いちごは女性をカウンター席へ案内しました。女性は席に座るとスマホを開き、どこかニヤニヤと笑みを浮かべています。

「お姉さん、なんか嬉しそうですね?」

「えっ!ごめんなさい、ニヤニヤしてたかな。」

「はい、なんか幸せそうでした。何かあったんですか?」

「えへへ、実はね、高校の時の...あ、私は植松円って言います。今大学生で。で、高校の時の親友が進学するからって遠くに引っ越したの。で、寂しいな~って思ってたんだけど、昨日こんな写真が届いてね。」

円はスマホの画面をいちごに見せます。いちごが画面をのぞき込むとそこには綺麗な星空の写真がありました。

「綺麗な星空ですね!」

「うん。そんな感じのメッセージと一緒に送ってきてたんだけど、それでね、私その時外を見てみたの。そしたら同じような空が広がっててね。なんか...繋がってるんだなぁって。あはは、なんかポエムみたいになっちゃた。」

「いえいえ!素敵じゃないですか!」

いちごが興奮気味にそう言った時、紅茶の良い香りがふわりと漂ってきました。

「どうぞ、こちら淹れたてですよ。」

「わぁ!いい匂い!ありがとうございます!」

円はゆっくりと紅茶を一口飲みました。そしてほぅっと息を吐くと「おいしい」とこぼしました。

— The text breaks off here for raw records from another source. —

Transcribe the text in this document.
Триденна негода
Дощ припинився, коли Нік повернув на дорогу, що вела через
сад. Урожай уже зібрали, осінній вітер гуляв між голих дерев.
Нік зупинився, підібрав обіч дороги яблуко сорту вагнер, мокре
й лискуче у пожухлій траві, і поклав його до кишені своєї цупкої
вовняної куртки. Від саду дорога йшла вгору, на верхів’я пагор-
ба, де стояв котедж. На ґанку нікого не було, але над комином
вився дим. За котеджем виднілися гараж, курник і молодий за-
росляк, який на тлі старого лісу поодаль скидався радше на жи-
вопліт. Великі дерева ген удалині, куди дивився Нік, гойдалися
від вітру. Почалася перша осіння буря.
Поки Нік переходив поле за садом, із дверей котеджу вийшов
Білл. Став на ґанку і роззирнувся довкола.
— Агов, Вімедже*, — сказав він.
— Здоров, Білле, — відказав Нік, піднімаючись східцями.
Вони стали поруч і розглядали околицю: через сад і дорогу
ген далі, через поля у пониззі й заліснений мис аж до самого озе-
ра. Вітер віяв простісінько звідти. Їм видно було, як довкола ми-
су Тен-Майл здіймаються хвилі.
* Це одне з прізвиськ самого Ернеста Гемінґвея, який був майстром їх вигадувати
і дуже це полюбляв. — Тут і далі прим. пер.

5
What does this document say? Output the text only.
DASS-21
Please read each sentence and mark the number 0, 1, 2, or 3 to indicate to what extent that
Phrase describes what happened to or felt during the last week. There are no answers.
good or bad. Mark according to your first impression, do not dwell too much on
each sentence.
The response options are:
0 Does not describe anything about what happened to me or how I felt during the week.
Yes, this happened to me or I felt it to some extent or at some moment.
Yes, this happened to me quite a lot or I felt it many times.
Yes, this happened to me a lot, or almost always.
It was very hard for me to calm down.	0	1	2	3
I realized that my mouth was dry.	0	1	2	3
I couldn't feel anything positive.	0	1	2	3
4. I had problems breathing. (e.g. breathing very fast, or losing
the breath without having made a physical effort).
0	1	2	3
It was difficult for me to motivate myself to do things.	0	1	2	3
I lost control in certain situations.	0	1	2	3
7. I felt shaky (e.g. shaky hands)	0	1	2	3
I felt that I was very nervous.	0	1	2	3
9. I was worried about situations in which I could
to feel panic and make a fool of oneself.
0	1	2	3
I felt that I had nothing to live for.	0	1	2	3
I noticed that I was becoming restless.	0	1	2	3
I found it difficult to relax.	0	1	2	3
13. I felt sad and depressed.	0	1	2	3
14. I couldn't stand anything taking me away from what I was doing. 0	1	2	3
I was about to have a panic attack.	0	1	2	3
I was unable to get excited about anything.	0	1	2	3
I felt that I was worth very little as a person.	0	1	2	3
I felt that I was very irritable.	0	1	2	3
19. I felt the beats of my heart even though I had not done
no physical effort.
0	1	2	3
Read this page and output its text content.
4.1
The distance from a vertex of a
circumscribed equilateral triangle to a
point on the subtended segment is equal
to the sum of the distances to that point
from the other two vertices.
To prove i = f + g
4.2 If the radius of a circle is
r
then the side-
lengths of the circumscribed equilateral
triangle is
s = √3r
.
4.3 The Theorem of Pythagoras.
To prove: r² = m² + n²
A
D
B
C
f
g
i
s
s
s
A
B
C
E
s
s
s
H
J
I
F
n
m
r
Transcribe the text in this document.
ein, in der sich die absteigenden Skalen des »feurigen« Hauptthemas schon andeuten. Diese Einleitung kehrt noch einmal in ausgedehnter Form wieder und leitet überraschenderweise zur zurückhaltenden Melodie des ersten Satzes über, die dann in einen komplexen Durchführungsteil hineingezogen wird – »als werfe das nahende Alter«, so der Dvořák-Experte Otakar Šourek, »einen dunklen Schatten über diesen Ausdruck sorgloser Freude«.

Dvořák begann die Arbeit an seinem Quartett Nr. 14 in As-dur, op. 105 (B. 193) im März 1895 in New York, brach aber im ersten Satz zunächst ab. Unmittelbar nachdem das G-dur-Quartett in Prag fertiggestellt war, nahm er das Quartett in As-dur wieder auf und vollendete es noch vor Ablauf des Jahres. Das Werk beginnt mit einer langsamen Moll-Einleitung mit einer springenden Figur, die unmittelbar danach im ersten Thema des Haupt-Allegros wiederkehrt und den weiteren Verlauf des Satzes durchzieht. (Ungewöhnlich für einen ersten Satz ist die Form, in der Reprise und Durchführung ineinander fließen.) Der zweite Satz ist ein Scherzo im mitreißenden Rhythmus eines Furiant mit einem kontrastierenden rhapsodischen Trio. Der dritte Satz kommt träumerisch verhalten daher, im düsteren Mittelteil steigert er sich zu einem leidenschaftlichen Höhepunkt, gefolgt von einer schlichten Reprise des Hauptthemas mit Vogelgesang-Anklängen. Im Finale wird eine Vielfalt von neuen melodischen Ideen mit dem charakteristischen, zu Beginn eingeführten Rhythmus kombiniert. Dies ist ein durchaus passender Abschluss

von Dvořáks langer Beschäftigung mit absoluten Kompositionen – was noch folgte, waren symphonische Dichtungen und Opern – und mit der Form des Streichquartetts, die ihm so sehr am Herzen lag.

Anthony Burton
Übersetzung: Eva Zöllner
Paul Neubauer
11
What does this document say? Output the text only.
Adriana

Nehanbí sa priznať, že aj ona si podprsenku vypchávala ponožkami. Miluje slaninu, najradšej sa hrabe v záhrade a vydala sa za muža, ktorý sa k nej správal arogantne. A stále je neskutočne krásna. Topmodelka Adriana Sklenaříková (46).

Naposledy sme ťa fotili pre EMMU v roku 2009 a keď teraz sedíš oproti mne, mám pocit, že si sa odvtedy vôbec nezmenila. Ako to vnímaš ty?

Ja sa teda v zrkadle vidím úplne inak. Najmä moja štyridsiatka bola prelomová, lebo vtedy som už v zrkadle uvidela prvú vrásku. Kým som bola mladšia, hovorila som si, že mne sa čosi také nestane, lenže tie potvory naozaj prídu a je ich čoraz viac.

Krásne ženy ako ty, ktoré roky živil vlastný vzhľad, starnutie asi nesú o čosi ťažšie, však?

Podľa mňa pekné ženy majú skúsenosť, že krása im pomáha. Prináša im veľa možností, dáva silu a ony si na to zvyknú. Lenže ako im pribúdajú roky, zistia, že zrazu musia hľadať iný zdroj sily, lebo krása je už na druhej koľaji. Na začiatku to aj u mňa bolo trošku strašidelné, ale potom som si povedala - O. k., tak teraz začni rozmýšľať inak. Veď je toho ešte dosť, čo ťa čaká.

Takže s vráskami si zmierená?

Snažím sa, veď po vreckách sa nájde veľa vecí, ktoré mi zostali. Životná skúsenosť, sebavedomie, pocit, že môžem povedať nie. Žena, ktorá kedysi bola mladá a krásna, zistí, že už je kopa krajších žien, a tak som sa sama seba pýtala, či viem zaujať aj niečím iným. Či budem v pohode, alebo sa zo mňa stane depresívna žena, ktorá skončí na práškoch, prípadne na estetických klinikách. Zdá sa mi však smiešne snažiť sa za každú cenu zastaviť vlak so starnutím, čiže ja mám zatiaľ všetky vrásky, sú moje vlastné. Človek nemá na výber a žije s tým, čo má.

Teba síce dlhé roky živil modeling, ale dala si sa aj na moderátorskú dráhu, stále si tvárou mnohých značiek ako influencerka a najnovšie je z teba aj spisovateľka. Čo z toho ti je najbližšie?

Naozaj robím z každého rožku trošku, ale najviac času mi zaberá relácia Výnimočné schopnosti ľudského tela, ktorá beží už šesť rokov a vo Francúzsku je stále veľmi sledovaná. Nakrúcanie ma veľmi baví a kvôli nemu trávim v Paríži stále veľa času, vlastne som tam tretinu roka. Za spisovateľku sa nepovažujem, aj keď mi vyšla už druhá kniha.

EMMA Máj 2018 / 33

「それは良かったです。ところで先ほどの話が聞こえてしまったのですが、素敵なお話でしたね。どんな星空にも星が瞬いている。距離が離れていても空を見上げるだけで側にいるように感じられる。とても良い親友をお持ちですね。」

「..へへ。ありがとうございます。自慢の親友なんです。」


 どんな星空にも星が瞬いている。離れていても同じ空の下にいる。クサくたって恥ずかしかったって、事実なんですから、伝えてみてもいいんじゃないでしょうか。